Filistin direnişinin meşruiyet temelini ortadan kaldırmak amacıyla yapılan dezenformasyon kapsamında, tarihsel süreçte Filistinlilerin işgale uğrayarak yerlerinden edilmesi gerçeğini gölgelemek üzere Filistinlilerin evlerini Yahudilere sattığı iddiası dolaşıma sokulmuştur. İsrail’in 1948’de kurulmasına kadar devam eden süreçte, 400 bini aşkın Yahudi göçmen Filistin’e getirilmiş, kısa sürede örgütlenerek para-militer yapılar oluşturulmuş ve silah zoruyla binlerce Filistinli aile evinden zorla çıkarılmıştır.

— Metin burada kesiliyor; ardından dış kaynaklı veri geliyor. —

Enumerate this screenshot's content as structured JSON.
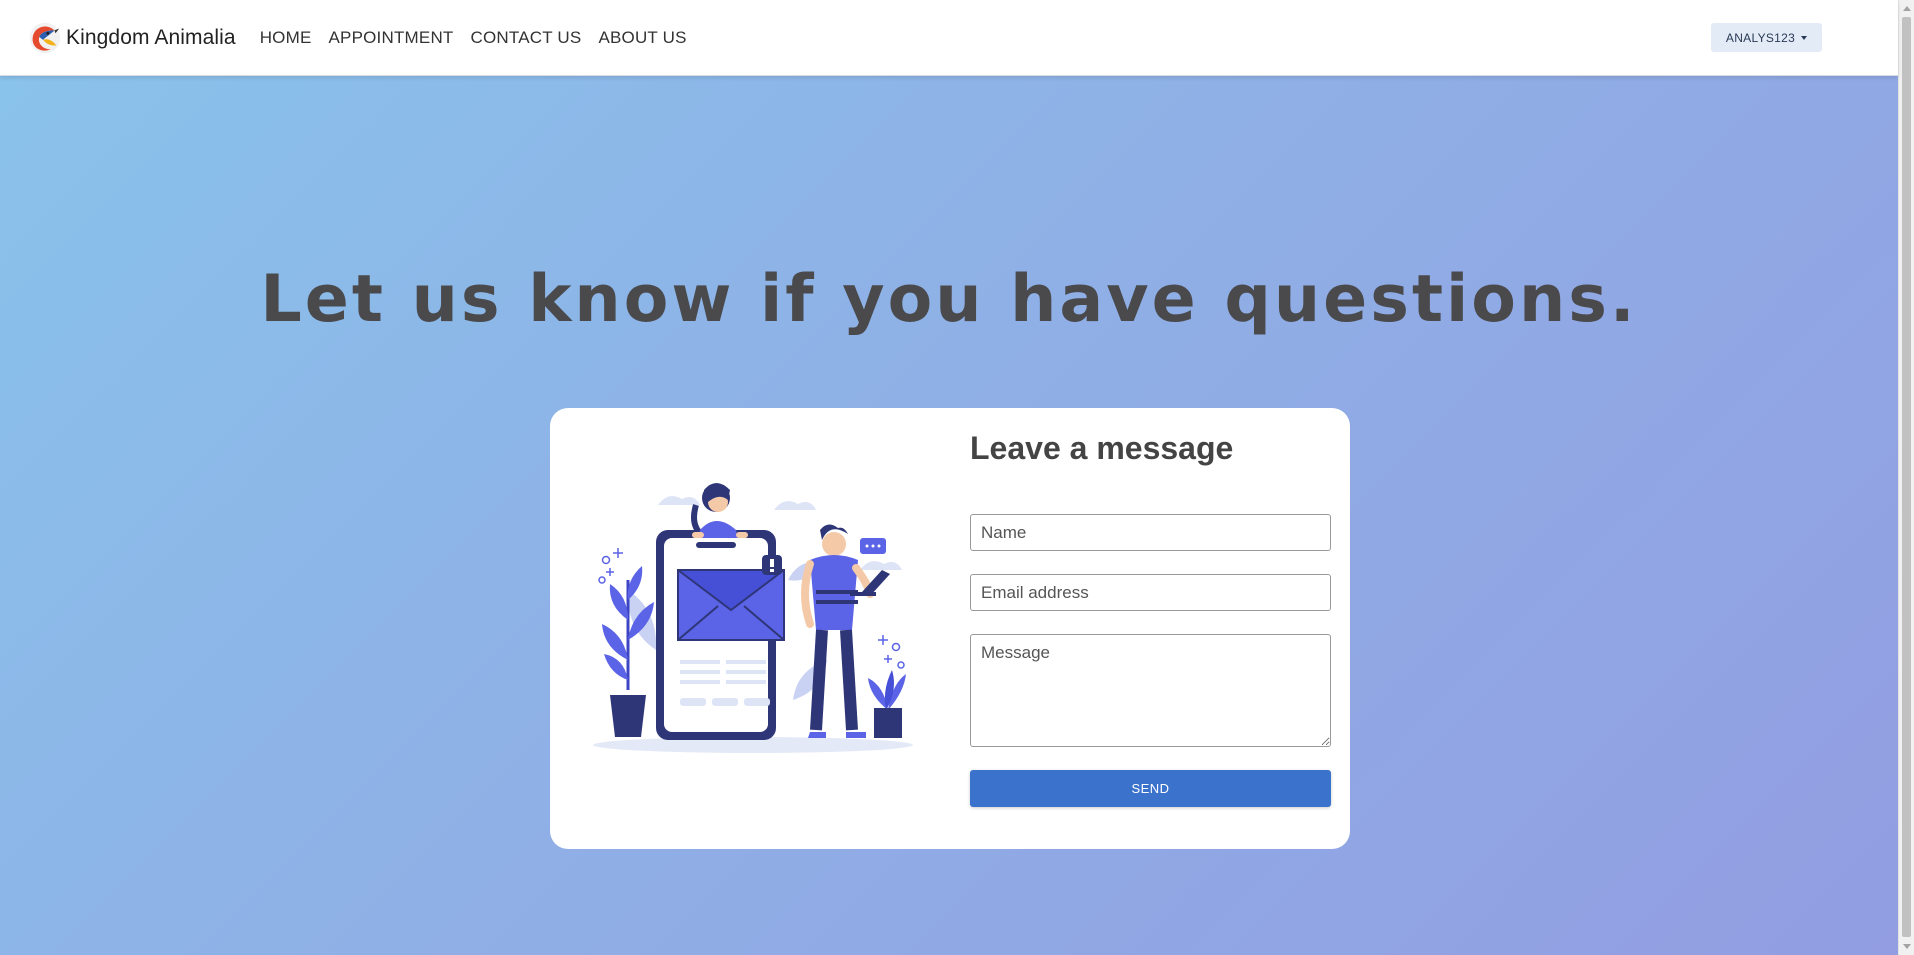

Bu süreçte bırakın toprak satmayı, Filistinliler bir yanda İngiliz öbür yanda Siyonist işgalcilerle mücadeleyi daha da artırmıştı. Ayrıca, konuyla ilgili önemli çalışmaları bulunan tarihçi Zekeriya Kurşun tapu kaydı sistemindeki problemlere dayalı olarak birçok Filistinlinin evinin mülkiyetini ispatlayamaması sebebiyle evlerinin Yahudi yetkililer tarafından istimlak edildiğine dikkat çekmektedir.4 Evsiz kalanlar arasında ekonomik sebeplerle Yahudilere evini satmak zorunda kalmış olan Filistinliler olmasına rağmen bunların oranı %1’i dahi bulmamaktadır.5 İsrail’in kuruluşundan bu güne, İsrail devleti halen Filistinlilerin evlerini yıkmaya ve istimlak etmeye devam etmekte ve Filistinliler yerlerinden edilerek göçe zorlanmaya devam etmektedir.

Direnişi İran’la ilişkilendirerek Filistin davasını gölgeleme girişimi

Dezenformasyon kampanyası kapsamında, Filistinlilere olan desteğin kesilmesi amacıyla Hamas’ın sürdürmekte olduğu Aksa Tufanı harekatının Filistin direnişini temsil etmediği fakat İran’ın kendi bölgesel siyasi çıkarları doğrultusunda bu savaşı başlattığı şeklindeki iddialar yaygınlaştırılmaktadır. Buna karşılık Hamas yetkililerinin harekatı İran’ın emri veya planı ile değil kendi girişimi ile planladıkları ve başlattıklarını defalarca açıklamalarına rağmen bu algı çalışması sürdürülmektedir. Filistin topraklarındaki varlığı 1940’lı yıllarda Müslüman Kardeşler hareketinin bölgede örgütlenmesine dayanan Hamas’ın kuruluşundan beri tüm stratejisini kendi öncelikleri belirlemiştir. Ortadoğu’da İran yada başka bir ülkenin Hamas’a yakın durması ve bazı dönemler maddi destek vermesi, Filistin direnişinin tarihsel çizgisini değiştirecek bir etkiye sahip değildir. Yıllardır kuşatma altında olan ve sürekli İsrail saldırılarına maruz kalan Gazze yönetiminin, zaman zaman Türkiye’den de siyasi ve maddi destek alması Filistin hareketini Türkiye’nin emrine sokmamıştır. Dolayısıyla İran veya bir başka ülkenin kendi dış politik öncelikleri doğrultusunda, Filistin direnişine destek vermesi, direnişin kendi özgün çizgisine halel getirmeyeceği gibi İsrail’in sürdürdüğü bebek katliamlarına ve soykırıma meşruiyet kazandıramayacaktır.